- [k8s源码分析][kube-scheduler]schedul
- [k8s源码分析][kube-scheduler]schedul
- [k8s源码分析][kube-scheduler]schedul
- [k8s源码分析][kube-scheduler]schedul
- [k8s源码分析][kube-scheduler]schedul
- [k8s源码分析][kube-scheduler]schedul
- [k8s源码分析][kube-scheduler]schedul
- [k8s源码分析][kube-scheduler]schedul
- [k8s源码分析][kube-scheduler]schedul
- [k8s源码分析][kube-scheduler]schedul
1. 前言
转载请说明原文出处, 尊重他人劳动成果!
本文将分析
kubernetes/pkg/scheduler/internal中的文件, 其中包括node_tree.go和cache.go
源码位置: https://github.com/nicktming/kubernetes/tree/tming-v1.13/pkg/scheduler/internal/cache
分支: tming-v1.13 (基于v1.13版本)
2. node_tree
2.1 nodeArray
type nodeArray struct {
// 所有的节点
nodes []string
// 遍历nodes时的下标位置
lastIndex int
}
nodeArray其实就是一个存节点的数组, 并且留了一个下标在next()中体现
//取nodeArray中节点的下一个
func (na *nodeArray) next() (nodeName string, exhausted bool) {
if len(na.nodes) == 0 {
klog.Error("The nodeArray is empty. It should have been deleted from NodeTree.")
return "", false
}
if na.lastIndex >= len(na.nodes) {
return "", true
}
nodeName = na.nodes[na.lastIndex]
na.lastIndex++
return nodeName, false
}
如果遍历到最后一个则返回空 并且返回该数组已经遍历结束. 因此需要有一个
lastIndex来表示下一个要遍历的节点的位置.
2.2 NodeTree
type NodeTree struct {
// key 是一个zone value是一个nodeArray(一个存有该zones下所有的array)
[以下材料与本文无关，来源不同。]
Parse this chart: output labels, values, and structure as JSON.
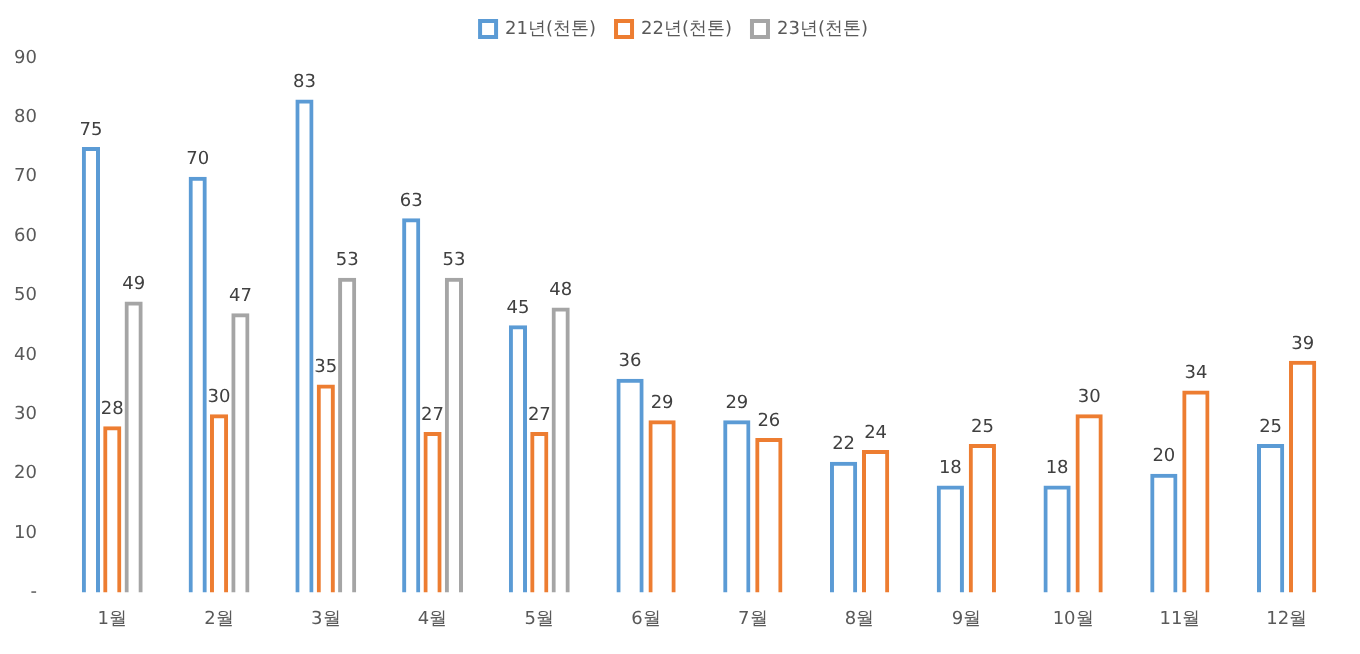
{
  "chart_data": {
    "type": "bar",
    "categories": [
      "1월",
      "2월",
      "3월",
      "4월",
      "5월",
      "6월",
      "7월",
      "8월",
      "9월",
      "10월",
      "11월",
      "12월"
    ],
    "series": [
      {
        "name": "21년(천톤)",
        "color": "#5b9bd5",
        "values": [
          75,
          70,
          83,
          63,
          45,
          36,
          29,
          22,
          18,
          18,
          20,
          25
        ]
      },
      {
        "name": "22년(천톤)",
        "color": "#ed7d31",
        "values": [
          28,
          30,
          35,
          27,
          27,
          29,
          26,
          24,
          25,
          30,
          34,
          39
        ]
      },
      {
        "name": "23년(천톤)",
        "color": "#a5a5a5",
        "values": [
          49,
          47,
          53,
          53,
          48,
          null,
          null,
          null,
          null,
          null,
          null,
          null
        ]
      }
    ],
    "ylim": [
      0,
      90
    ],
    "yticks": [
      {
        "value": 0,
        "label": "-"
      },
      10,
      20,
      30,
      40,
      50,
      60,
      70,
      80,
      90
    ],
    "grid": false,
    "legend": "top",
    "data_labels": true
  }
}
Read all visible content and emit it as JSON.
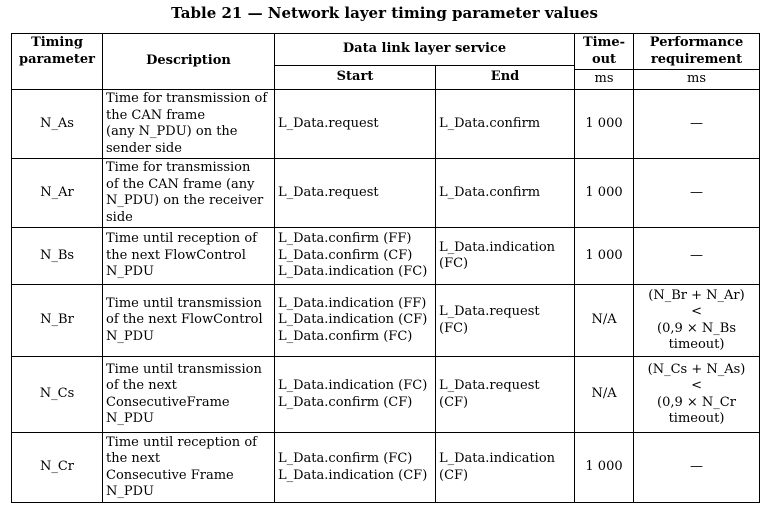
{
  "title": "Table 21 — Network layer timing parameter values",
  "headers": {
    "timing_parameter": [
      "Timing",
      "parameter"
    ],
    "description": "Description",
    "service": "Data link layer service",
    "start": "Start",
    "end": "End",
    "timeout": [
      "Time-",
      "out"
    ],
    "timeout_unit": "ms",
    "performance": [
      "Performance",
      "requirement"
    ],
    "performance_unit": "ms"
  },
  "rows": [
    {
      "param": "N_As",
      "description": [
        "Time for transmission of",
        "the CAN frame",
        "(any N_PDU) on the",
        "sender side"
      ],
      "start": [
        "L_Data.request"
      ],
      "end": [
        "L_Data.confirm"
      ],
      "timeout": "1 000",
      "performance": [
        "—"
      ]
    },
    {
      "param": "N_Ar",
      "description": [
        "Time for transmission",
        "of the CAN frame (any",
        "N_PDU) on the receiver",
        "side"
      ],
      "start": [
        "L_Data.request"
      ],
      "end": [
        "L_Data.confirm"
      ],
      "timeout": "1 000",
      "performance": [
        "—"
      ]
    },
    {
      "param": "N_Bs",
      "description": [
        "Time until reception of",
        "the next FlowControl",
        "N_PDU"
      ],
      "start": [
        "L_Data.confirm (FF)",
        "L_Data.confirm (CF)",
        "L_Data.indication (FC)"
      ],
      "end": [
        "L_Data.indication",
        "(FC)"
      ],
      "timeout": "1 000",
      "performance": [
        "—"
      ]
    },
    {
      "param": "N_Br",
      "description": [
        "Time until transmission",
        "of the next FlowControl",
        "N_PDU"
      ],
      "start": [
        "L_Data.indication (FF)",
        "L_Data.indication (CF)",
        "L_Data.confirm (FC)"
      ],
      "end": [
        "L_Data.request (FC)"
      ],
      "timeout": "N/A",
      "performance": [
        "(N_Br + N_Ar)",
        "<",
        "(0,9 × N_Bs",
        "timeout)"
      ]
    },
    {
      "param": "N_Cs",
      "description": [
        "Time until transmission",
        "of the next",
        "ConsecutiveFrame",
        "N_PDU"
      ],
      "start": [
        "L_Data.indication (FC)",
        "L_Data.confirm (CF)"
      ],
      "end": [
        "L_Data.request (CF)"
      ],
      "timeout": "N/A",
      "performance": [
        "(N_Cs + N_As)",
        "<",
        "(0,9 × N_Cr",
        "timeout)"
      ]
    },
    {
      "param": "N_Cr",
      "description": [
        "Time until reception of",
        "the next",
        "Consecutive Frame",
        "N_PDU"
      ],
      "start": [
        "L_Data.confirm (FC)",
        "L_Data.indication (CF)"
      ],
      "end": [
        "L_Data.indication",
        "(CF)"
      ],
      "timeout": "1 000",
      "performance": [
        "—"
      ]
    }
  ]
}
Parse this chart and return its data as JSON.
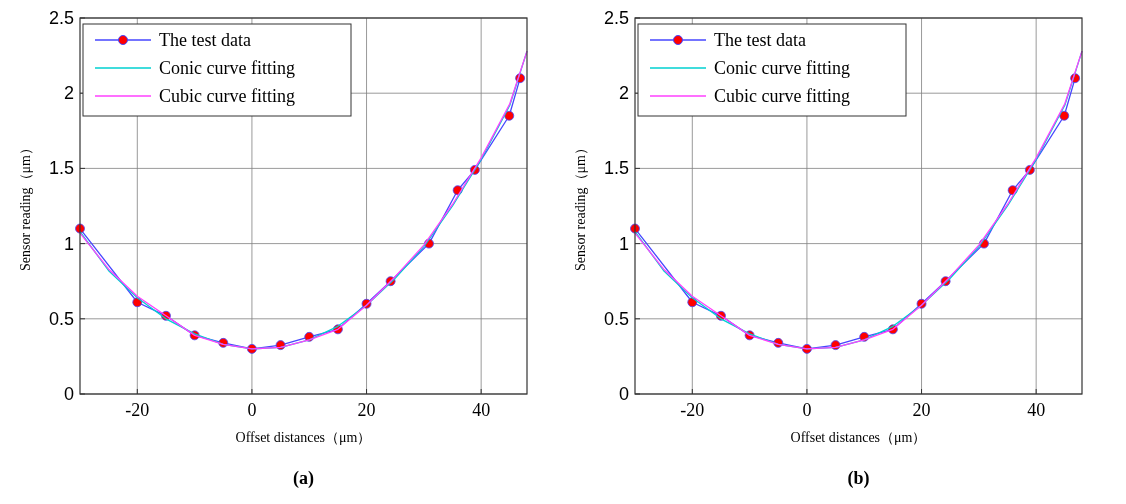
{
  "chart_data": [
    {
      "type": "line",
      "xlabel": "Offset distances（μm）",
      "ylabel": "Sensor reading（μm）",
      "annotations": [
        "(a)"
      ],
      "xlim": [
        -30,
        48
      ],
      "ylim": [
        0,
        2.5
      ],
      "xticks": [
        -20,
        0,
        20,
        40
      ],
      "yticks": [
        0,
        0.5,
        1,
        1.5,
        2,
        2.5
      ],
      "grid": true,
      "legend": "top left",
      "series": [
        {
          "name": "The test data",
          "color": "#4646ff",
          "marker": "circle",
          "colors": [
            "#ff0000",
            "#ff0000",
            "#ff0000",
            "#ff0000",
            "#ff0000",
            "#ff0000",
            "#ff0000",
            "#ff0000",
            "#ff0000",
            "#ff0000",
            "#ff0000",
            "#ff0000",
            "#ff0000",
            "#ff0000",
            "#ff0000",
            "#ff0000"
          ],
          "x": [
            -30,
            -20,
            -15,
            -10,
            -5,
            0,
            5,
            10,
            15,
            20,
            24.2,
            30.9,
            35.9,
            38.9,
            44.9,
            46.8
          ],
          "values": [
            1.1,
            0.61,
            0.52,
            0.39,
            0.34,
            0.3,
            0.325,
            0.38,
            0.43,
            0.6,
            0.75,
            1.0,
            1.355,
            1.49,
            1.85,
            2.1
          ]
        },
        {
          "name": "Conic curve fitting",
          "color": "#00d0d0",
          "marker": "none",
          "x": [
            -30,
            -25,
            -20,
            -15,
            -10,
            -5,
            0,
            5,
            10,
            15,
            20,
            25,
            30,
            35,
            40,
            45,
            48
          ],
          "values": [
            1.08,
            0.82,
            0.64,
            0.5,
            0.4,
            0.33,
            0.3,
            0.31,
            0.36,
            0.45,
            0.59,
            0.77,
            0.98,
            1.25,
            1.56,
            1.92,
            2.28
          ]
        },
        {
          "name": "Cubic curve fitting",
          "color": "#ff40ff",
          "marker": "none",
          "x": [
            -30,
            -25,
            -20,
            -15,
            -10,
            -5,
            0,
            5,
            10,
            15,
            20,
            25,
            30,
            35,
            40,
            45,
            48
          ],
          "values": [
            1.07,
            0.83,
            0.65,
            0.52,
            0.39,
            0.33,
            0.3,
            0.31,
            0.36,
            0.43,
            0.59,
            0.78,
            0.99,
            1.26,
            1.57,
            1.93,
            2.28
          ]
        }
      ]
    },
    {
      "type": "line",
      "xlabel": "Offset distances（μm）",
      "ylabel": "Sensor reading（μm）",
      "annotations": [
        "(b)"
      ],
      "xlim": [
        -30,
        48
      ],
      "ylim": [
        0,
        2.5
      ],
      "xticks": [
        -20,
        0,
        20,
        40
      ],
      "yticks": [
        0,
        0.5,
        1,
        1.5,
        2,
        2.5
      ],
      "grid": true,
      "legend": "top left",
      "series": [
        {
          "name": "The test data",
          "color": "#4646ff",
          "marker": "circle",
          "colors": [
            "#ff0000",
            "#ff0000",
            "#ff0000",
            "#ff0000",
            "#ff0000",
            "#ff0000",
            "#ff0000",
            "#ff0000",
            "#ff0000",
            "#ff0000",
            "#ff0000",
            "#ff0000",
            "#ff0000",
            "#ff0000",
            "#ff0000",
            "#ff0000"
          ],
          "x": [
            -30,
            -20,
            -15,
            -10,
            -5,
            0,
            5,
            10,
            15,
            20,
            24.2,
            30.9,
            35.9,
            38.9,
            44.9,
            46.8
          ],
          "values": [
            1.1,
            0.61,
            0.52,
            0.39,
            0.34,
            0.3,
            0.325,
            0.38,
            0.43,
            0.6,
            0.75,
            1.0,
            1.355,
            1.49,
            1.85,
            2.1
          ]
        },
        {
          "name": "Conic curve fitting",
          "color": "#00d0d0",
          "marker": "none",
          "x": [
            -30,
            -25,
            -20,
            -15,
            -10,
            -5,
            0,
            5,
            10,
            15,
            20,
            25,
            30,
            35,
            40,
            45,
            48
          ],
          "values": [
            1.08,
            0.82,
            0.64,
            0.5,
            0.4,
            0.33,
            0.3,
            0.31,
            0.36,
            0.45,
            0.59,
            0.77,
            0.98,
            1.25,
            1.56,
            1.92,
            2.28
          ]
        },
        {
          "name": "Cubic curve fitting",
          "color": "#ff40ff",
          "marker": "none",
          "x": [
            -30,
            -25,
            -20,
            -15,
            -10,
            -5,
            0,
            5,
            10,
            15,
            20,
            25,
            30,
            35,
            40,
            45,
            48
          ],
          "values": [
            1.07,
            0.83,
            0.65,
            0.52,
            0.39,
            0.33,
            0.3,
            0.31,
            0.36,
            0.43,
            0.59,
            0.78,
            0.99,
            1.26,
            1.57,
            1.93,
            2.28
          ]
        }
      ]
    }
  ]
}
tree map[string]*nodeArray // a map from zone (region-zone) to an array of nodes in the zone.
// 所有的zones
zones []string // a list of all the zones in the tree (keys)
// 遍历zones的时候的下标所在位置
zoneIndex int
// 节点的个数
NumNodes int
mu sync.RWMutex
}
可以看到
NodeTree本质上就是一个Map来存储每个zone下有哪些节点.
zones: 存着所有的zones, 与tree的key组成的数组是一样的.
zoneIndex: 与nodeArray中的lastIndex类似, 它存着zones数组中要遍历的下一个zone的下标.
接下来可以看看
NodeTree的AddNode方法进而来理解该数据结构.
2.2.1 AddNode
func (nt *NodeTree) AddNode(n *v1.Node) {
nt.mu.Lock()
defer nt.mu.Unlock()
nt.addNode(n)
}
/**
1. 获得该节点所在的zone
2. 如果该zone不存在 添加到zones 和 tree中
3. 如果该zone存在
3.1 检查该node是不是已经在tree中nodearray中
3.2 如存在则直接返回 不存在则添加
*/
func (nt *NodeTree) addNode(n *v1.Node) {
zone := utilnode.GetZoneKey(n)
if na, ok := nt.tree[zone]; ok {
for _, nodeName := range na.nodes {
if nodeName == n.Name {
klog.Warningf("node %v already exist in the NodeTree", n.Name)
return
}
}
na.nodes = append(na.nodes, n.Name)
} else {
nt.zones = append(nt.zones, zone)
nt.tree[zone] = &nodeArray{nodes: []string{n.Name}, lastIndex: 0}
}
klog.V(5).Infof("Added node %v in group %v to NodeTree", n.Name, zone)
nt.NumNodes++
}
很常规的添加节点方法, 还有删除节点, 增加删除
zone方法就不介绍了, 基本上就是Map的一些操作.
2.2.3 Next
// 从头开始 (因为已经整个Map遍历完了)
func (nt *NodeTree) resetExhausted() {
for _, na := range nt.tree {
na.lastIndex = 0
}
nt.zoneIndex = 0
}
// Next returns the name of the next node. NodeTree iterates over zones and in each zone iterates
// over nodes in a round robin fashion.
// Next() 返回下一个节点
// 遍历整个zones中的每个node
// 说白了就是把整个Map结构想像成一个List 然后遍历它
func (nt *NodeTree) Next() string {
nt.mu.Lock()
defer nt.mu.Unlock()
if len(nt.zones) == 0 {
return ""
}
numExhaustedZones := 0
for {
if nt.zoneIndex >= len(nt.zones) {
nt.zoneIndex = 0
}
zone := nt.zones[nt.zoneIndex]
nt.zoneIndex++
// We do not check the exhausted zones before calling next() on the zone. This ensures
// that if more nodes are added to a zone after it is exhausted, we iterate over the new nodes.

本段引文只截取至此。